Many restaurants have specialty barbecue sauces.
Variations
Different geographical regions have allegiances to their particular styles and variations for barbecue sauce. For example, vinegar and mustard-based barbecue sauces are popular in certain areas of the southern
United States, while in Asian countries a ketchup and corn syrup-based sauce is common. Mexican
salsa can also used as a base for barbecue sauces.
Australia
In Australia, barbecue sauce can be simply a blend of tomato sauce and
Worcestershire sauce. There are various sauces in the market from fruity to
brown sauce.
United States
The U.S. has a wide variety of differing barbecue sauce tastes:
- Memphis - The center of Southern pork barbecue, Memphis sauces occupy the middle ground between other styles. Based on tomatoes, vinegar, brown sugar and spices, but not too thick, these blends provide moderate amounts of sweet, heat, and tang, with a lot of flavor.
- Kansas City – thick, reddish-brown, tomato-based with molasses
- St. Louis – generally tomato-based, thinned with vinegar, sweet and spicy; it isn't as sweet and thick as Kansas City-style barbecue sauce, nor as spicy-hot and thin as Texas-style
- North Carolina – three major types corresponding to region: Eastern (vinegar with pepper flakes), Piedmont (tomato-based with vinegar), and Western (tomato-based and thicker)
- South Carolina – mustard-based (central, Low Country regions of state), vinegar and black pepper (Pee Dee region), light or thick tomato (Upstate region)

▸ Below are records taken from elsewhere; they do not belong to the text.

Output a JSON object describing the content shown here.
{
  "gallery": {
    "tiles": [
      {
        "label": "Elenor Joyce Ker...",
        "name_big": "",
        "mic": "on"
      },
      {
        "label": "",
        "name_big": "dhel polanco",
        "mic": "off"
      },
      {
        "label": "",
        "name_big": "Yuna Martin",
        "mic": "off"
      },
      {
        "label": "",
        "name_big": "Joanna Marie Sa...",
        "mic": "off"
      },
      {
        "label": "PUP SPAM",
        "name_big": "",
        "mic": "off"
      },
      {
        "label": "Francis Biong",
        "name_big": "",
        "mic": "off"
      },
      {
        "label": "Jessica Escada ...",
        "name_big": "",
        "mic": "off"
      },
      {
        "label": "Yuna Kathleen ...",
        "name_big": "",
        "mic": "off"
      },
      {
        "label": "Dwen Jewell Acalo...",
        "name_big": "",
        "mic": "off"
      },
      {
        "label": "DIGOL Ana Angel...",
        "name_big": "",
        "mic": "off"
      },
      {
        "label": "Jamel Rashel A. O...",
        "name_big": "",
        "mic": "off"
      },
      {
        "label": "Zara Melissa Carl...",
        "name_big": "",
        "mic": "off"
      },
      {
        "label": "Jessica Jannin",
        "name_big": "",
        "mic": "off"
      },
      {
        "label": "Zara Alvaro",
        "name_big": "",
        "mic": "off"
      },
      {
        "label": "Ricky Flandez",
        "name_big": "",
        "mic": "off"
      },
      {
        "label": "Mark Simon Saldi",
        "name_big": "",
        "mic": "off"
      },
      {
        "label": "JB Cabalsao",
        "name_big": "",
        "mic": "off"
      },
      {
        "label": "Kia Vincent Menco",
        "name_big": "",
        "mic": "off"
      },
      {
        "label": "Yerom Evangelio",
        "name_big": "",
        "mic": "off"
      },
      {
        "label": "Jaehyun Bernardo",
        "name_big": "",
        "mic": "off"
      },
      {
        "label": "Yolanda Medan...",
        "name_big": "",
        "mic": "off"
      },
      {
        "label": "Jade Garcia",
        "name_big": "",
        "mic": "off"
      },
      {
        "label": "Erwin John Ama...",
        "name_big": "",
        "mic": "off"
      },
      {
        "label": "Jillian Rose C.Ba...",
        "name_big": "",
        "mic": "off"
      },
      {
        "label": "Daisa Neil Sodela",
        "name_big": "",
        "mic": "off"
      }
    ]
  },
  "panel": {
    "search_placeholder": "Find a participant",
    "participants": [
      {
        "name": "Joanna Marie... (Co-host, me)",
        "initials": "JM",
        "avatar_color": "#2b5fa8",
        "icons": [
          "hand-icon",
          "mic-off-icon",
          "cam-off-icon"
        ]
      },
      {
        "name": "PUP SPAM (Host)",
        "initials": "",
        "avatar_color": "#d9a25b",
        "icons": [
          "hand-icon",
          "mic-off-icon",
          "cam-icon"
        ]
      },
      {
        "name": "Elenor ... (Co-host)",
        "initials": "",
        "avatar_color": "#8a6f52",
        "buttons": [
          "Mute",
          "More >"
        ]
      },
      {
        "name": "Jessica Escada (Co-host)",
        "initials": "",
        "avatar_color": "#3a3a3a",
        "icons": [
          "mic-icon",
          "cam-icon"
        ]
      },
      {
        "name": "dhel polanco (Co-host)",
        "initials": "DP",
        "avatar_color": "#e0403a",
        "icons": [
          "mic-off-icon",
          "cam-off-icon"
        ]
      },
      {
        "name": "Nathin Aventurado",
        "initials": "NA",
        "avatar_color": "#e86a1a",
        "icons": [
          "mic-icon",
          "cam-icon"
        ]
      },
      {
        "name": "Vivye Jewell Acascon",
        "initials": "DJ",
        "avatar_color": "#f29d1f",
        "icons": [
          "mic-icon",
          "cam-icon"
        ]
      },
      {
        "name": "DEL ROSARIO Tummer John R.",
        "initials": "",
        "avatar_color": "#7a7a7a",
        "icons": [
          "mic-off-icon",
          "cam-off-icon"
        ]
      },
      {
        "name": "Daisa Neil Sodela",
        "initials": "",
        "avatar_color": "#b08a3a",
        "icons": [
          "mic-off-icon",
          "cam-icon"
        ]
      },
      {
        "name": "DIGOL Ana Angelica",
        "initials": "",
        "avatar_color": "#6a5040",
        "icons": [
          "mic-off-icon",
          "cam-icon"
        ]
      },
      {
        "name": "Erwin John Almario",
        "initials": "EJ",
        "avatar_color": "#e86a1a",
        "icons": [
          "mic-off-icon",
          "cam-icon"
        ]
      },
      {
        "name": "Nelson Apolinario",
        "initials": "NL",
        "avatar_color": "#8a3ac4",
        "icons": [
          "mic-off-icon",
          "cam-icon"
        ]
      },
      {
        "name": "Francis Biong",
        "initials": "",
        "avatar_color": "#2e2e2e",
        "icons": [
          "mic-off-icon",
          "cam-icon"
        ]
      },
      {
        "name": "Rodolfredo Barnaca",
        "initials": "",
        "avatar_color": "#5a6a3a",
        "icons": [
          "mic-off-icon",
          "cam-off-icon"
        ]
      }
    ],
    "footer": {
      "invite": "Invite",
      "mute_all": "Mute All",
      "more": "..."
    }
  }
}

- Alabama – vinegar and pepper base in the northern counties; tomato/ketchup base with Mediterranean influences in the Birmingham area; sharper, unsweetened tomato/vinegar blend in the western counties around Tuscaloosa; mustard-based in the Chattahoochee River valley in the eastern part of the state; a special white mayonnaise and black pepper-based sauce is used on chicken in the area around Decatur
- Georgia – much of the state favors a ketchup base flavored with the likes of garlic, onion, black pepper, brown sugar, and occasionally bourbon; South Carolina-like mustard sauce found in areas around Savannah and Columbus
- Arkansas – thin vinegar and tomato base, spiced with pepper and slightly sweetened by molasses
- Texas – tomato-based with hot chiles, cumin, less sweet
Asia
Hoisin sauce, a type of Chinese style barbecue sauce, serves as a base ingredient in many other recipes for
Chinese barbecue sauces.
Tandoori Chicken is an Indian dish which uses a spicy, yogurt-based barbecue sauce.